Ecosystems can be very complex with a very large number of species. But rather than this complexity representing a de-stabilising force, instead the many diverse species form many “reins”, with which to stabilise environmental conditions. We found that even after severe shocks, a complex system could return to one of a number of stable states.
Feedback and consequences
As well as shedding light on how Gaian homeostasis may work, our research has other messages for arguably more pressing issues. In order for homeostasis to emerge in any system, there must be a feedback loop. The organisms affecting the environment must “feel” the consequences of these effects, and there must be a flow of information that enables this. It’s an open question to what extent there is this information flow on Earth. Certainly there have been very destabilising events in the past, such as the “great oxidation” of the atmosphere caused by the evolution of photosynthesis. In fact some of the mass extinction events in the past have been largely driven by life.

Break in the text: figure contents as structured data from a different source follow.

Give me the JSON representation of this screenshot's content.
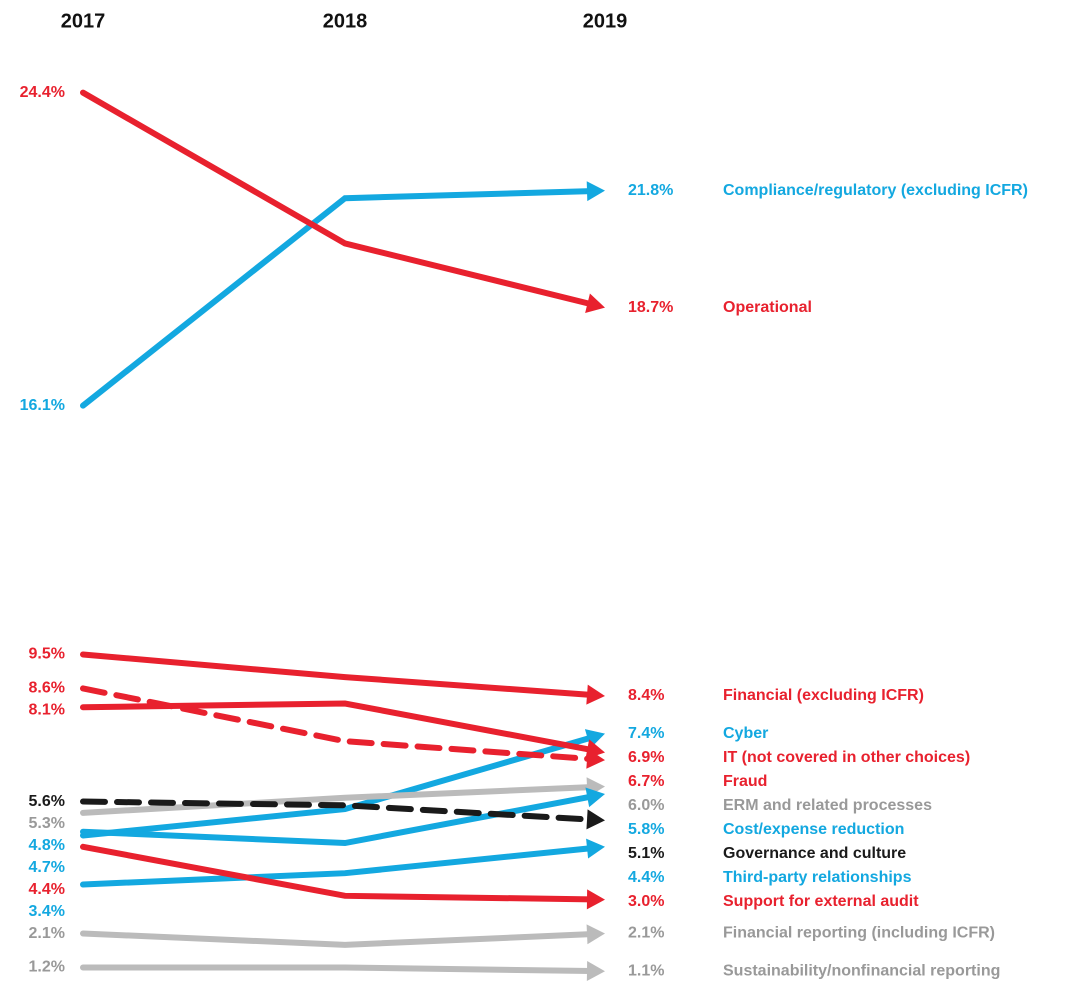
{
  "chart_data": {
    "type": "slope",
    "categories": [
      "2017",
      "2018",
      "2019"
    ],
    "ylim": [
      1,
      25
    ],
    "series": [
      {
        "name": "Compliance/regulatory (excluding ICFR)",
        "color": "#13a8e0",
        "text_color": "#13a8e0",
        "dashed": false,
        "values": [
          16.1,
          21.6,
          21.8
        ],
        "value_labels": [
          "16.1%",
          null,
          "21.8%"
        ]
      },
      {
        "name": "Operational",
        "color": "#e8212e",
        "text_color": "#e8212e",
        "dashed": false,
        "values": [
          24.4,
          20.4,
          18.7
        ],
        "value_labels": [
          "24.4%",
          null,
          "18.7%"
        ]
      },
      {
        "name": "Financial (excluding ICFR)",
        "color": "#e8212e",
        "text_color": "#e8212e",
        "dashed": false,
        "values": [
          9.5,
          8.9,
          8.4
        ],
        "value_labels": [
          "9.5%",
          null,
          "8.4%"
        ]
      },
      {
        "name": "Cyber",
        "color": "#13a8e0",
        "text_color": "#13a8e0",
        "dashed": false,
        "values": [
          4.7,
          5.4,
          7.4
        ],
        "value_labels": [
          "4.7%",
          null,
          "7.4%"
        ]
      },
      {
        "name": "IT (not covered in other choices)",
        "color": "#e8212e",
        "text_color": "#e8212e",
        "dashed": false,
        "values": [
          8.1,
          8.2,
          6.9
        ],
        "value_labels": [
          "8.1%",
          null,
          "6.9%"
        ]
      },
      {
        "name": "Fraud",
        "color": "#e8212e",
        "text_color": "#e8212e",
        "dashed": true,
        "values": [
          8.6,
          7.2,
          6.7
        ],
        "value_labels": [
          "8.6%",
          null,
          "6.7%"
        ]
      },
      {
        "name": "ERM and related processes",
        "color": "#bbbbbb",
        "text_color": "#999999",
        "dashed": false,
        "values": [
          5.3,
          5.7,
          6.0
        ],
        "value_labels": [
          "5.3%",
          null,
          "6.0%"
        ]
      },
      {
        "name": "Cost/expense reduction",
        "color": "#13a8e0",
        "text_color": "#13a8e0",
        "dashed": false,
        "values": [
          4.8,
          4.5,
          5.8
        ],
        "value_labels": [
          "4.8%",
          null,
          "5.8%"
        ]
      },
      {
        "name": "Governance and culture",
        "color": "#1a1a1a",
        "text_color": "#1a1a1a",
        "dashed": true,
        "values": [
          5.6,
          5.5,
          5.1
        ],
        "value_labels": [
          "5.6%",
          null,
          "5.1%"
        ]
      },
      {
        "name": "Third-party relationships",
        "color": "#13a8e0",
        "text_color": "#13a8e0",
        "dashed": false,
        "values": [
          3.4,
          3.7,
          4.4
        ],
        "value_labels": [
          "3.4%",
          null,
          "4.4%"
        ]
      },
      {
        "name": "Support for external audit",
        "color": "#e8212e",
        "text_color": "#e8212e",
        "dashed": false,
        "values": [
          4.4,
          3.1,
          3.0
        ],
        "value_labels": [
          "4.4%",
          null,
          "3.0%"
        ]
      },
      {
        "name": "Financial reporting (including ICFR)",
        "color": "#bbbbbb",
        "text_color": "#999999",
        "dashed": false,
        "values": [
          2.1,
          1.8,
          2.1
        ],
        "value_labels": [
          "2.1%",
          null,
          "2.1%"
        ]
      },
      {
        "name": "Sustainability/nonfinancial reporting",
        "color": "#bbbbbb",
        "text_color": "#999999",
        "dashed": false,
        "values": [
          1.2,
          1.2,
          1.1
        ],
        "value_labels": [
          "1.2%",
          null,
          "1.1%"
        ]
      }
    ]
  }
}
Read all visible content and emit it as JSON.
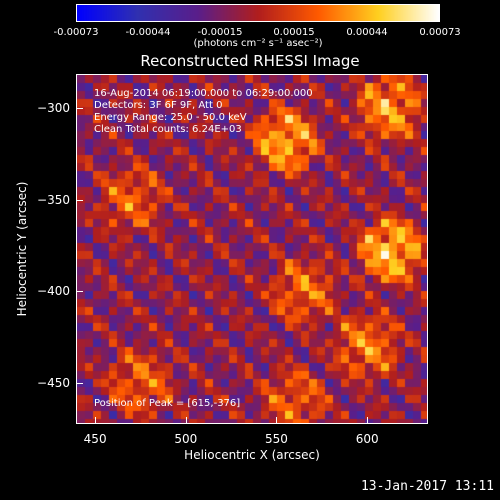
{
  "chart_data": {
    "type": "heatmap",
    "title": "Reconstructed RHESSI Image",
    "xlabel": "Heliocentric X (arcsec)",
    "ylabel": "Heliocentric Y (arcsec)",
    "xlim": [
      440,
      633
    ],
    "ylim": [
      -472,
      -282
    ],
    "x_ticks": [
      "450",
      "500",
      "550",
      "600"
    ],
    "y_ticks": [
      "-300",
      "-350",
      "-400",
      "-450"
    ],
    "colorbar": {
      "tick_labels": [
        "-0.00073",
        "-0.00044",
        "-0.00015",
        "0.00015",
        "0.00044",
        "0.00073"
      ],
      "units": "(photons cm⁻² s⁻¹ asec⁻²)",
      "range": [
        -0.00073,
        0.00073
      ],
      "colors": [
        "#0000ff",
        "#3030b0",
        "#5a1e8a",
        "#b01e1e",
        "#ff5a00",
        "#ffd020",
        "#ffffff"
      ]
    },
    "annotations": {
      "time": "16-Aug-2014 06:19:00.000 to 06:29:00.000",
      "detectors": "Detectors: 3F 6F 9F, Att 0",
      "energy": "Energy Range: 25.0 - 50.0 keV",
      "method": "Clean     Total counts: 6.24E+03",
      "peak": "Position of Peak = [615,-376]"
    },
    "sources": [
      {
        "x": 555,
        "y": -318,
        "peak": 0.00065
      },
      {
        "x": 613,
        "y": -378,
        "peak": 0.00073
      },
      {
        "x": 612,
        "y": -300,
        "peak": 0.0006
      },
      {
        "x": 600,
        "y": -430,
        "peak": 0.0005
      },
      {
        "x": 565,
        "y": -400,
        "peak": 0.00045
      },
      {
        "x": 470,
        "y": -350,
        "peak": 0.0004
      },
      {
        "x": 475,
        "y": -450,
        "peak": 0.00042
      },
      {
        "x": 560,
        "y": -460,
        "peak": 0.0004
      }
    ]
  },
  "footer": {
    "timestamp": "13-Jan-2017 13:11"
  }
}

Climate change seems to be a good contemporary example. The species Homo sapiens is currently changing the composition of the Earth’s atmosphere. The impacts on the environment, through increased average temperatures, loss of Arctic sea ice and ocean acidification, will affect other species, but not have so much of an effect on Homo sapiens - yet. But if we carry on business as usual the predictions are not good, and we will feel the consequences of our actions with destabilised food production as a result of extreme weather events and flooding. By then much larger changes would be required to reduce these impacts.
The countries largely responsible for current and historical carbon dioxide emissions are the most industrialised and typically the richest countries, and so best placed to insulate themselves from the worst consequences of their actions. The irony is that those countries which contributed least to the problem will be those likely to suffer most.
The Earth is arguably the most complex system in the known universe. So while we are a planet-altering species it seems misguided, even dangerous, to think we could control it. Pretty much whatever we do, life - with or without Homo sapiens - will carry on much as it did for the previous 3.5 billion years. It is only by understanding its past evolution and underlying mechanisms that we can hope to continue to be a part of its future.